Should You Buy a Real or Fake Christmas Tree?
Which are better: natural or artificial Christmas trees?
—Sally weber, Arlington, VA
Decked with tinsel and ornaments, evergreens—farmed or fake—define holiday cheer. Experts say that the best choice is going natural. From a climate-change perspective, you’d have to keep your artificial tree for 20 years before it became a better alternative than the real deal.
“If you like live trees and want to build a tradition, they’re a great choice and not environmentally harmful,” says Clint Springer, a biologist at St. Joseph’s University and a tree expert.
Americans will buy about 21.6 million real trees and 12.9 million artificial ones this holiday season, reports Nielsen Research in partnership with the American Christmas Tree Association, an artificial tree group. (Numbers from the natural tree group, the National Christmas Tree Association, show that consumers bought 28 million natural trees and 8.2 million artificial ones in 2010.)

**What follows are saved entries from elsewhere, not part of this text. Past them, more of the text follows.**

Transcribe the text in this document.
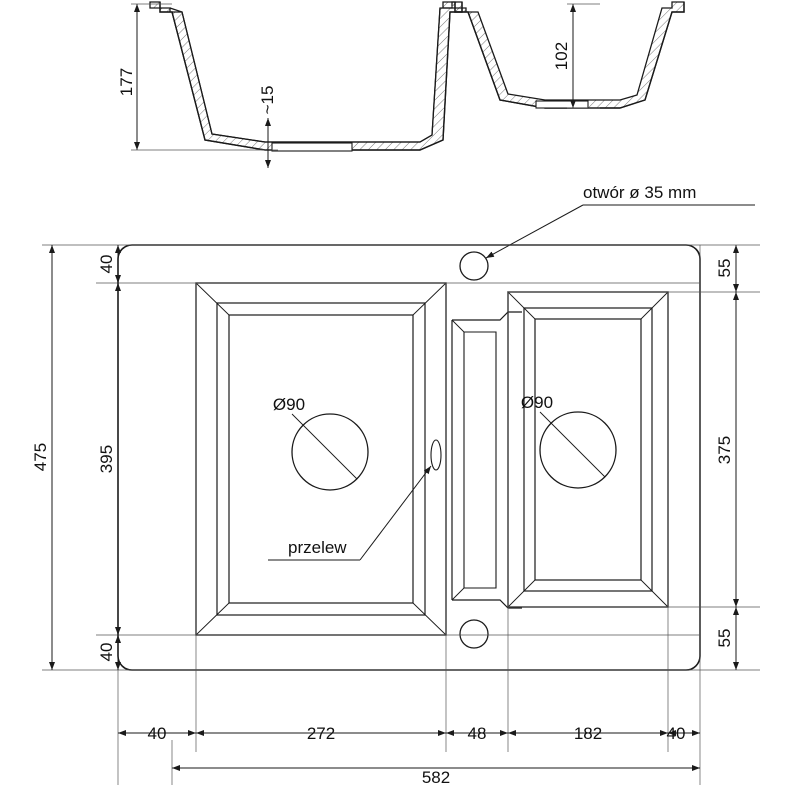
177
~15
102
Ø90	Ø90
otwór ø 35 mm
przelew
40
395
40
475
55
375
55
40	272	48	182	40
582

Most of the artificial variety come from China, so shipping them burns fossil fuels, says Jean-Sébastien Trudel, founder of the Montreal-based consulting firm Ellipsos, which conducted a lifecycle analysis of natural and artificial trees. They’re also made from polyvinyl chloride, which emits volatile organic compounds that can lead to respiratory irritations and distress.
This article originally ran as the Green Guru column in the November-December 2012 issue.


Artificial Trees
I have an artificial tree that I bought more than 20 years ago and I think there is another 20 years left in it.
My concern with this article is that the experts have seemingly endorsed the idea of cutting down millions of live trees every year. The assertion that growing, cutting and mulching a tree has a smaller carbon footprint than purchasing a plastic tree (provided the plastic tree is discarded in less than 20 years) sounds a bit like saying it's better to drive an Escalade than a Hummer.
A live tree sounds like a much better option -- provided you plant the live tree in a place where it can grow to maturity. I live in Colorado and see dead Norfolk Pines discarded every year. They should only be sold here as a live tree option with a big tag saying it needs to be raised in a green house.